Lima jam perjalanan mendaki dan ketika di puncak hanya untuk 30 menit, cukup
untuk merasa bahagia hari itu.
 |
Di puncak dengan syal KMPA Fisip Unsoed tercinta |
Perjalanan turun tak semudah kelihatannya, pasir kerikil dan
batu membatasi langkah kami, debu bertebaran di udara dan sinar matahari cepat
sekali terik memanggang kami. Namun cepat langkah kami ambil untuk segera
menuju tenda meski kaki terasa letih.

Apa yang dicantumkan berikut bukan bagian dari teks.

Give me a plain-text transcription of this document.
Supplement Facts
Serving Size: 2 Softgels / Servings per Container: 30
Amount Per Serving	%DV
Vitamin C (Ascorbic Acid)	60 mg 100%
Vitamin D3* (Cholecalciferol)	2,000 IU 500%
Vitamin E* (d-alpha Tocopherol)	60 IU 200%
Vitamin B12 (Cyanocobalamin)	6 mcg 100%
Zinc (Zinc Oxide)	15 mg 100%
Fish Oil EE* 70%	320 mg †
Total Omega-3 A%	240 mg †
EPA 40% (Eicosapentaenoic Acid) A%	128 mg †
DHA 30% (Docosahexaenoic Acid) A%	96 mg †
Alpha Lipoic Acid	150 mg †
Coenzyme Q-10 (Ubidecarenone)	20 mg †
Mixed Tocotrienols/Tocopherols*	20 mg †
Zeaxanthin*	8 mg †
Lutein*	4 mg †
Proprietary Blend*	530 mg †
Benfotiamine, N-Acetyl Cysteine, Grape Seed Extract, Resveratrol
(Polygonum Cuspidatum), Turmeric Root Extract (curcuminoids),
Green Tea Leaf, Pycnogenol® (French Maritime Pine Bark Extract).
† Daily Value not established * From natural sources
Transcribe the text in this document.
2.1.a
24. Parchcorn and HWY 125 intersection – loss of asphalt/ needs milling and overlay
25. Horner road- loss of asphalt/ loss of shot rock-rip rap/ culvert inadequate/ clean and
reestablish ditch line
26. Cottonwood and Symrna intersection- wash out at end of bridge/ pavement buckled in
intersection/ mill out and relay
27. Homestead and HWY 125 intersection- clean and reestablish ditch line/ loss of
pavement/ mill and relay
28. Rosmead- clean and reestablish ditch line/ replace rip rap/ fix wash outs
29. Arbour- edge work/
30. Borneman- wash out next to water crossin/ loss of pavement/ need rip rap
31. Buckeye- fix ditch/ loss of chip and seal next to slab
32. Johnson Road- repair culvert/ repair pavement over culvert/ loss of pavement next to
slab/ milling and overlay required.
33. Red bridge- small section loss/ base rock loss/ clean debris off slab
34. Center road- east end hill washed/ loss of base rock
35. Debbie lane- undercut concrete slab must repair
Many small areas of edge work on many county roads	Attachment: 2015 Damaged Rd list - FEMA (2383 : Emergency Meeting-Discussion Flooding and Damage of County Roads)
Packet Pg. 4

Tak banyak yang dilakukan ketika hampir
tengah hari di Plawangan Sembalun karena tempat ini sangat terbuka, maka kami
langsung mengepak barang dan melanjutkan fase keempat perjalanan kami, menuju
Segara Anak, menjemput hadiah atas upaya keras yang telah kami lakukan. Dari
Plawangan Sembalun kami mengambil jalur menuruni dinding plawangan ke arah
kanan, dan memang dahsyat bagi saya yang pertama kali melewatinya. Kami
menyisir dinding itu ke arah kiri dan kanan lalu kiri dan kanan lagi berulang
kali bagai tanpa akhir, ini menunjukkan bahwa jalur yang kami lewati berada di
atas sebuah jurang yang dalam namun karena kabut sangat tebal kami tak bisa
melihat apa di sisi kiri kanan kami. Sebenarnya jalur yang kami lewati ini
adalah menyusuri bibir kawah vulkano di mana danau ada di bawahnya, dan karena
itulah terasa sangat panjang dengan variasi jalur adalah batu, tanah padat
berdebu, hutan, dan sabana.
Ketika sabana telah dominan, itu berarti telah
mendekati danau. Jelang sore namun matahari masih di atas kepala, kami melihat
hadiah kami, sebuah kolam maha luas berwarna biru dengan sebuah gunung vulkanik
yang mengeluarkan asap di sisi kirinya, Danau Segara Anak yang suci. Di sinilah
semua lelah kami bawa, kami endapkan dalam pangkuan Dewi Anjani. Setengah
perjalanan telah digapai, bahagianya ketika melihat wajah Wong berbinar-binar
senja itu, antara bangga dan syukur kudekap kembali tubuhnya, berterimakasih lagi
atas hadiah terindah yang telah diberikannya padaku dengan penuh pengorbanan.
 |
Danau Segara Anak dari dekat |
 |
Pemancing |
Malam datang beserta hembusan angin yang begitu kencang di
atas kami, beruntung kami memilih mendirikan tenda di pinggir danau dan sisi
belakang tenda tertutup bagian tanah yang tinggi sehingga angin tak menghempas
tubuh dan tenda kami. Waktunya melepas lelah, kami serahkan letih kami pada
belaian udara Segara Anak, esok akan kulanjutkan cerita kami. Sejenak kulihat
bintang, bertabur bagai pasir di angkasa luas, untuk kemudian memejamkan mata.